I snapped this photo in the morning to remember that this is also her senior photo. It feels superficial to send only the grad announcements with the well-lit happy17-year-old by the tree. THIS photo says more about her senior year. It’s not a senior year like any other in her generation or mine. I know it’s not the tribulations of a class being sent to war, but it’s rightfully heart-crushing nonetheless.
They are grieving the loss of special traditions and celebrations, as well as the loss of a future they were told to envision since they were small.
And though I deeply believe in the character and grace and lasting strength that these times will bring to this class of young people, I want to always remember their sadness and sacrifice. Someday we’ll move on, and this senior ‘20 will have a significant heartbreak to remember alongside her new, beautiful future dreams. She’ll also have memories of her mom in shared uncertainty, in shared grief and fear, who makes space for her to rest before heading back to the world tomorrow.

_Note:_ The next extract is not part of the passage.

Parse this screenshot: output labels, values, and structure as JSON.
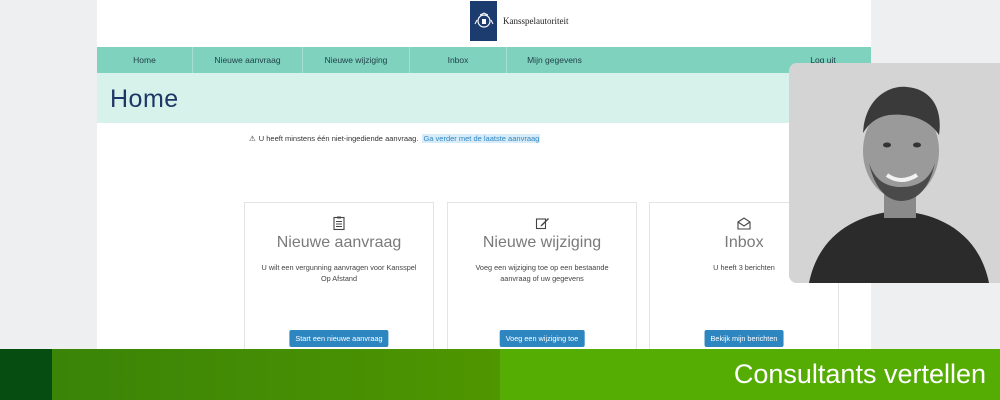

As Mother’s Day 2020 approaches, I want to acknowledge all of us loving and comforting and bolstering our high-schoolers in ways we hadn’t expected. This photo also exemplifies the ways this time is asking us to parent, well beyond the patterns we employed only months ago. We are reaching deep into our own reserves as mothers to care and guide these high-school seniors, when we ourselves struggle with uncertainty and loss as well.
May we also grieve their lost season and rebound with the love and grace they deserve.